Esta ausencia del liderazgo de los mejores ha creado en la masa, y es en este
mismo instante cuando el pensador introduce por primera este término, que luego
desarrollaría en ‘La rebelión de las masas’, una ceguera que le impide hacer
distinción alguna entre el ‘hombre mejor’ y el ‘hombre peor’, «de suerte que
cuando en nuestra tierra aparecen individuos privilegiados, la masa no sabe
aprovecharlos y a menudo los aniquila». Ortega concluye señalando el peligro de
que un pueblo “por una perversión de sus afectos», se dé en odiar a todos
aquellos individuos ejemplares, por el mero hecho de serlo, causando la
irremediable degeneración de esa nación. España es «un lamentable ejemplo de
esta perversión» antes descrita.
Hasta aquí
Ortega, pero la lectura de su obra casi diez años después de dejar la
participación activa en la institución eclesial, me hizo entenderla
históricamente. La Iglesia mexicana fue
configurada por españoles y en el siglo XX, siempre vio como ejemplar el
pensamiento y cultura hispano. Un ejemplo es el sueño hispanófilo de Marcial Maciel,
icono de la crisis eclesial mexicana. En
efecto, hubo gente muy notable, pero esta lacra cultural se nos pegó sin
querer. Por ejemplo, el Superior General
Jesús M. Padilla decía en los años 60, “vamos por la reconquista de España” y
puso como cabeza de playa una enorme parroquia con diseño vanguardista dedicada
a la Virgen de Guadalupe y casas en Calahorra, Córdoba, Zaragoza y dos intentos
de noviciado. Ingresaron algunos españoles, los cuales fueron tratados como
flores preciosas al interior de la institución, en general de nivel
sociocultural bajo. Pero con la debacle
del catolicismo a la muerte de Franco, la versión española entró en crisis y los
pocos que permanecieron se trasladaron a América.
Estos
sujetos, en una cultura hispanofilica eran tratados como geniales. Nunca se inculturaron
a estas tierras y si lo hicieron fue deplorable por su pobre nivel. Podría
citar muchos casos. Solo pondré algunos. Iban a Chiapas y felices de disfrazarse de
indígenas o tomar fotos con los niños del lugar para sus amistades peninsulares.

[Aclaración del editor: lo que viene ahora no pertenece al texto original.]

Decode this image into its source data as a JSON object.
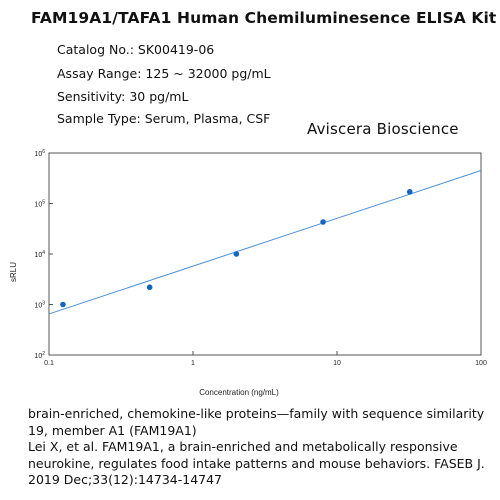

La rica cultura originaria era vista solamente como curiosidad y
artesanía. Una fiesta de Cristo Rey nos
pide uno que no cantemos “Que viva Cristo Rey” porque era canto franquista,
ajeno de lo que fue la Cristiada en México. Lo mandamos a volar. Odiaban los altares de muertos porque era
brujería e idolatría, esto dicho en pleno siglo XX y embarrarse de cultura en
la Universidad de Comillas. El colmo,
uno que llegó a provincial comenta en la comida “joder, que feos sois vosotros,
hoy subí al metro y lo comprobé”. Gente con don de trato pero ignorantes y
xenofóbicos.
Yo me fui desilusionando
y dándome cuenta de eso comenté particularmente a un compañero que en las
siguientes elecciones, solo pusiéramos a uno de ellos y tomé distancia de ellos
por considerar que no tenían conocimiento ni apertura al punto que dijo: “Cómo
quieres que hable de Conchita si ni yo la entiendo”. Y lo que hice particular se volvió chisme y
me volví en antihispanista, cosa que no es verdad y viví su marginación.
Hoy me doy
cuenta de que en buena parte la debacle de la institución es parte de eso. Quien disiente de ellos se le aplica la
aristofobia y se le sicologiza con frases “es bueno, pero ese no es un problema”;
“es un genio, pero está loco, debería ser internado”, etc. En estos quince años hemos visto partir a un
Superior General, personajes valiosos hoy en la transformación del país, que
fueron promovidos por una generación de apertura y bloqueados por su oportunismo.
Además, ver morir sujetos excepcionales marginados como Juan Molina. Son incapaces
de liderear un proyecto de significancia social y eclesial, en fin no dejan de
ser como dijo un amigo “los tontos misioneros de la buena onda”. Me da lástima. Hoy los comprendo mejor y veo con pena que no
tienen con que salir adelante históricamente.
Ni hablar hoy Cluny, la abadía más representativa del siglo X, son
ruinas y pasa una carretera en medio de ella.
Lo mismo pasará con el Altillo el más representativo de sus monumentos
irremediablemente. Y lo comparto por su falta de autocrítica y porque
históricamente tiene que quedar plasmado.